A ‘Christian’ is a person who is living with the values of a by-gone era and out of touch with the real world.

While some of these have an element of truth, none of them actually defines unambiguously who or what a ‘Christian’ actually is.

The English word ‘Christian’ translates the Greek christianos (from Christos – Christ). This term was first used in the late AD 40s, in Antioch (Syria). We read in Acts 11:26 ‘The disciples were called Christians first at Antioch.’ The word christianos means ‘belonging to Christ’, in the sense that slaves belonged to their master. In its three New Testament uses it appears to have been a derogatory term, used not by Christians to refer to themselves, but by those who despised or mistreated them. The other two places we find the term are:

‘Then Agrippa said to Paul, “Do you think that is such a short time you can persuade me to be a Christian?”’ (Acts 26:28).

‘However, if you suffer as a Christian, do not be ashamed, but praise God that you bear that name’ (1Peter 4:16).

Who were they, these people who were given this name by those who were not part of their group?
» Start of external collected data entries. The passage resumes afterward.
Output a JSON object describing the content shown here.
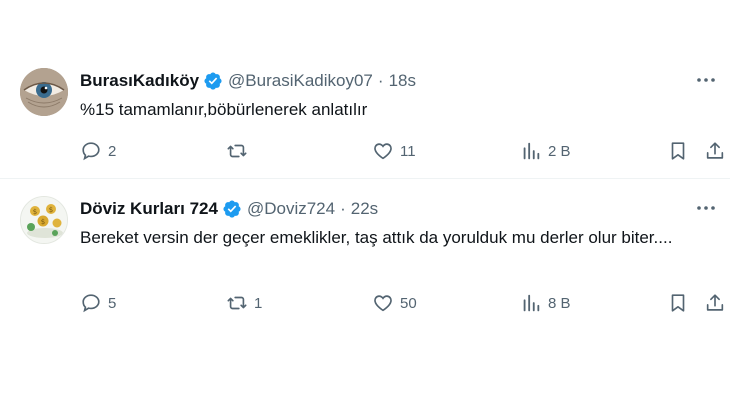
{
  "tweets": [
    {
      "name": "BurasıKadıköy",
      "handle": "@BurasiKadikoy07",
      "separator": "·",
      "time": "18s",
      "text": "%15 tamamlanır,böbürlenerek anlatılır",
      "replies": "2",
      "retweets": "",
      "likes": "11",
      "views": "2 B"
    },
    {
      "name": "Döviz Kurları 724",
      "handle": "@Doviz724",
      "separator": "·",
      "time": "22s",
      "text": "Bereket versin der geçer emeklikler, taş attık da yorulduk mu derler olur biter....",
      "replies": "5",
      "retweets": "1",
      "likes": "50",
      "views": "8 B"
    }
  ],
  "colors": {
    "verified": "#1d9bf0",
    "muted": "#536471",
    "text": "#0f1419"
  },
  "icons": {
    "reply": "speech-bubble-icon",
    "retweet": "retweet-arrows-icon",
    "like": "heart-icon",
    "views": "bar-chart-icon",
    "bookmark": "bookmark-icon",
    "share": "share-upload-icon",
    "more": "ellipsis-icon",
    "verified": "verified-badge-icon"
  }
}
The one thing that was obvious to the inhabitants of Antioch in Syria was that this group of people had a significant connection with ‘Christ’.

They were students (disciples) of Christ.

They followed the teaching of Christ.

They engaged in a regular ritual in which they remembered Christ.

They honoured Christ as their God, to the exclusion of all other ‘gods’.

They baptised people into the name of Christ.

They preached about Christ.

So focused were their lives on Jesus Christ that their unbelieving neighbours noticed that Christ was their central focus. Their commitment to him was more important than their own personal well-being – more important than the ridicule it attracted, more important than the physical and financial suffering it incurred, more important even than family traditions and expectations. For some, more important than life itself.

This derogatory name accurately expressed the truth: They belonged to Jesus Christ. They were subject to him, living under his authority.

As the Scripture states about belonging to Christ:

‘You are not your own; you were bought with a price’ (1Corinthians 6:19, 20).

‘...you were redeemed ... with the precious blood of Christ’ (1Peter 1:18, 19).

‘...with your blood you purchased men for God from every tribe and language and people and nation’ (Revelation 5:9).

And about being under his authority:

‘... you received Jesus Christ as Lord’ (Colossians 2:6).

‘Thomas said to him, “My Lord and my God”’ (John 20:28).

For those of us who today claim to be a ‘Christian’, the original use of the term ‘Christian’ issues a challenge: Is the key thing that people notice about us the fact that we belong to Jesus Christ and are living our lives under his authority? Or does some other factor, other than Christ, override this central fact?